Bailey won't back down from anyone

Bailey won't back down from anyone

Bailey won't back down from anyone
FORT MYERS, Fla. -- Unlike the boisterous Jonathan Papelbon, whose presence could usually be felt from well beyond 60 feet and six inches, Andrew Bailey, the man who replaces him as the Red Sox's closer, exudes a quieter confidence.

Though you aren't likely to see Bailey do the type of gyrating fist pump Papelbon would do at the end of a game, and you probably won't see him celebrating on the Fenway sod in boxer briefs during a clinch celebration, the results in the ninth inning might wind up being fairly similar.

And that's a good thing for the Red Sox.

"Pap's obviously himself. I've met him a couple times, and he's a good dude," Bailey said at the club's Spring Training complex Saturday, the day before pitchers and catchers are scheduled to report. "He's moved on. We're two totally different pitchers. My goal is to have you guys ask the guy who follows me those questions. 'How are you going to replace Bailey?' If I stick with that, I'm sure I'll be all right."

Coincidentally, Papelbon also held his first media briefing at the Phillies' camp on Saturday. And one of the things Boston's old closer did was give a vote of confidence to his successor.

"He's going to have to be able to play his own game. Andrew, he's got all the talent in the world," Papelbon said. "He should be able to thrive in that environment."
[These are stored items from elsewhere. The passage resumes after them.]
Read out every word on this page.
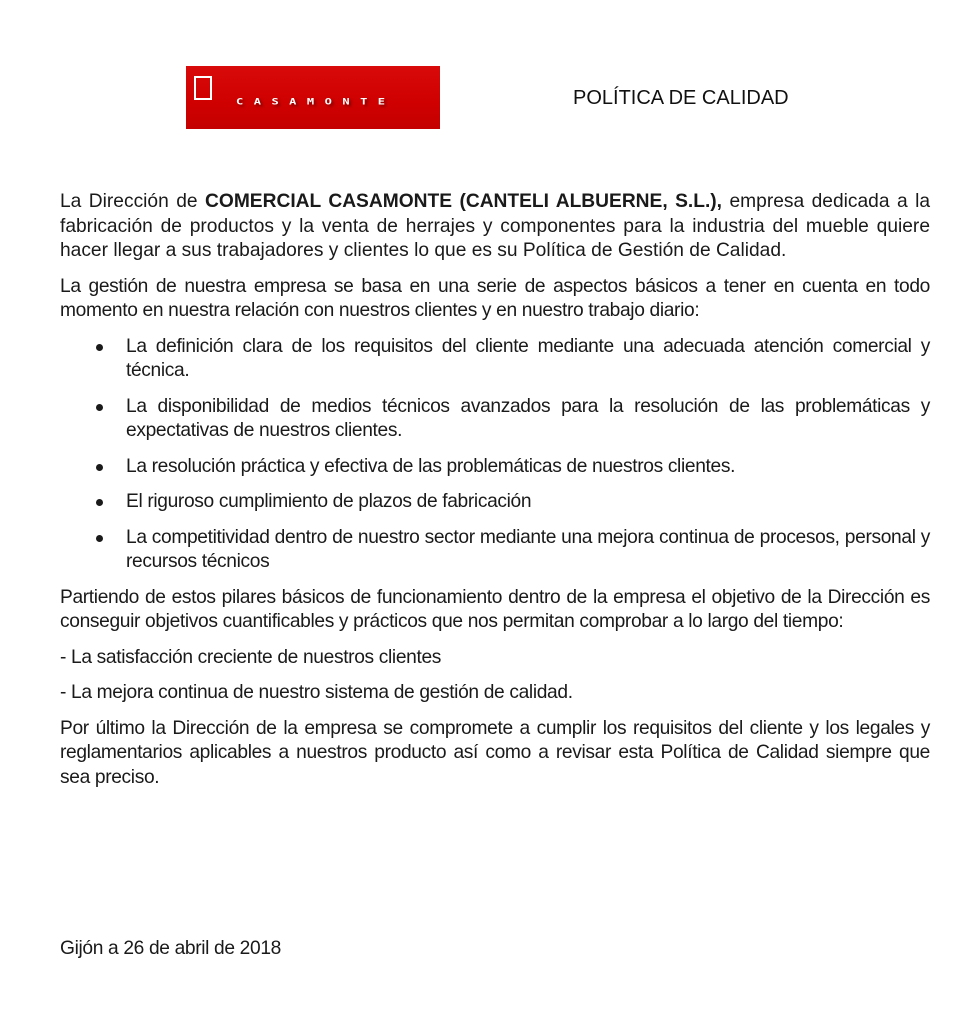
CASAMONTE	POLÍTICA DE CALIDAD

La Dirección de COMERCIAL CASAMONTE (CANTELI ALBUERNE, S.L.), empresa dedicada a la fabricación de productos y la venta de herrajes y componentes para la industria del mueble quiere hacer llegar a sus trabajadores y clientes lo que es su Política de Gestión de Calidad.

La gestión de nuestra empresa se basa en una serie de aspectos básicos a tener en cuenta en todo momento en nuestra relación con nuestros clientes y en nuestro trabajo diario:

La definición clara de los requisitos del cliente mediante una adecuada atención comercial y técnica.
La disponibilidad de medios técnicos avanzados para la resolución de las problemáticas y expectativas de nuestros clientes.
La resolución práctica y efectiva de las problemáticas de nuestros clientes.
El riguroso cumplimiento de plazos de fabricación
La competitividad dentro de nuestro sector mediante una mejora continua de procesos, personal y recursos técnicos

Partiendo de estos pilares básicos de funcionamiento dentro de la empresa el objetivo de la Dirección es conseguir objetivos cuantificables y prácticos que nos permitan comprobar a lo largo del tiempo:

- La satisfacción creciente de nuestros clientes

- La mejora continua de nuestro sistema de gestión de calidad.

Por último la Dirección de la empresa se compromete a cumplir los requisitos del cliente y los legales y reglamentarios aplicables a nuestros producto así como a revisar esta Política de Calidad siempre que sea preciso.

Gijón a 26 de abril de 2018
In this day and age, where quotes are tweeted within minutes of leaving a player's mouth, Papelbon's general message was relayed to an appreciative Bailey.
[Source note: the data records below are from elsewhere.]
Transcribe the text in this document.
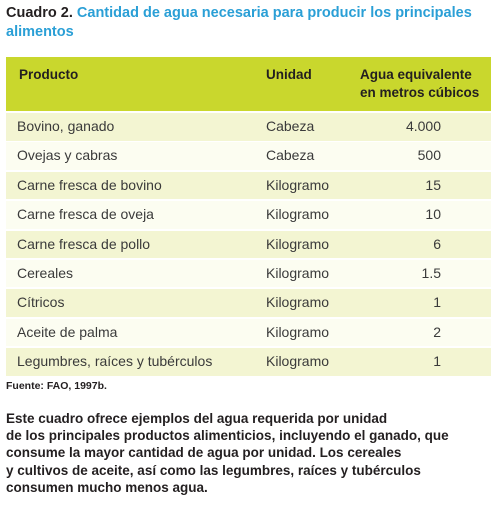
Cuadro 2. Cantidad de agua necesaria para producir los principales alimentos
Producto	Unidad	Agua equivalente
en metros cúbicos
Bovino, ganado	Cabeza	4.000
Ovejas y cabras	Cabeza	500
Carne fresca de bovino	Kilogramo	15
Carne fresca de oveja	Kilogramo	10
Carne fresca de pollo	Kilogramo	6
Cereales	Kilogramo	1.5
Cítricos	Kilogramo	1
Aceite de palma	Kilogramo	2
Legumbres, raíces y tubérculos	Kilogramo	1
Fuente: FAO, 1997b.
Este cuadro ofrece ejemplos del agua requerida por unidad
de los principales productos alimenticios, incluyendo el ganado, que
consume la mayor cantidad de agua por unidad. Los cereales
y cultivos de aceite, así como las legumbres, raíces y tubérculos
consumen mucho menos agua.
"He's one of the best in the game, so it's an honor coming from him, something like that," said Bailey. "He's done it here for a while, he knows what it takes. I'm looking forward to having those 40,000 on my side running out of the bullpen instead of rooting against me. Coming out of the bullpen is always an adrenaline rush. I'm looking forward to doing it in that uniform."

Papelbon's charge from the Fenway bullpen was accompanied by the Dropkick Murphy's "Shipping Up to Boston." What will they play for Bailey?

"For me, I like to feed off the crowd, the adrenaline, so if I get to choose, it will probably be something rock, maybe throw a little Boston twist in there with Aerosmith or something," said Bailey. "We'll see -- maybe Godsmack or something."

Ultimately, the Fenway faithful will love Bailey's taste in music as long as he is getting the job done in the ninth.

A two-time All-Star, Bailey has had a highly successful first three seasons in the Majors. Health is his primary objective, as injuries limited him to 47 games in 2010 and 42 last year. The Red Sox are looking for somewhere around the 68 games Bailey appeared in while winning the American League Rookie of the Year Award in '09.

"Health is good," Bailey said. "I finished strong last year. Obviously I had a little battle. I had to miss two months at the beginning of last year. That's behind me, and this was honestly the first healthy offseason I've had in the big leagues. I was able to start throwing a little early."

While the move from Oakland to Boston could be unsettling for a lot of players, Bailey, who has lived in the Northeast his whole life -- first New Jersey, now Connecticut -- seems right at home.

"It's the best division in baseball and I'm looking forward to the opportunity to play in it," Bailey said. "That's all you can ask for. Growing up in New Jersey and now Connecticut, I know from a fan's perspective how they live and die by it. I'm looking forward to that opportunity and doing the best I can."

And when the Red Sox have off-days during a homestand, he will be able to go home.

"It's going to be great, being two hours away from home, just enough to [annoy you] that you're not able to sleep in your own bed every night," Bailey said. "It's going to be good. Off-days, day games, you can go home, have some dinner with the family, hang out. Going to school in Staten Island, I have a lot more buddies who are now Red Sox fans. I've been getting a lot of jokes and phone calls about that."

While Bailey clearly won't be the most overpowering closer to pitch for the Red Sox -- the late Dick Radatz and Papelbon are in the debate in that category -- he won't back down from anyone.

"I have that mentality of being aggressive. I live and die by [the fact that] strike one is the best pitch in baseball," Bailey said. "I try to go out there, throw the ball as hard as I can. There's nothing fancy about what I do. That's my mentality. I think that fits the closer's role pretty good. I throw fastball, cutter, curveball. I keep a changeup in my back pocket if I need it, but I don't like to get beat on that pitch too much."

Bailey's enthusiasm for his new challenge is obvious.

"I'm excited to be here -- obviously -- in an organization that has a proven history of winning and contending every year," Bailey said. "It's nice to be around the guys and get to know them here early. I'm looking forward to a good year."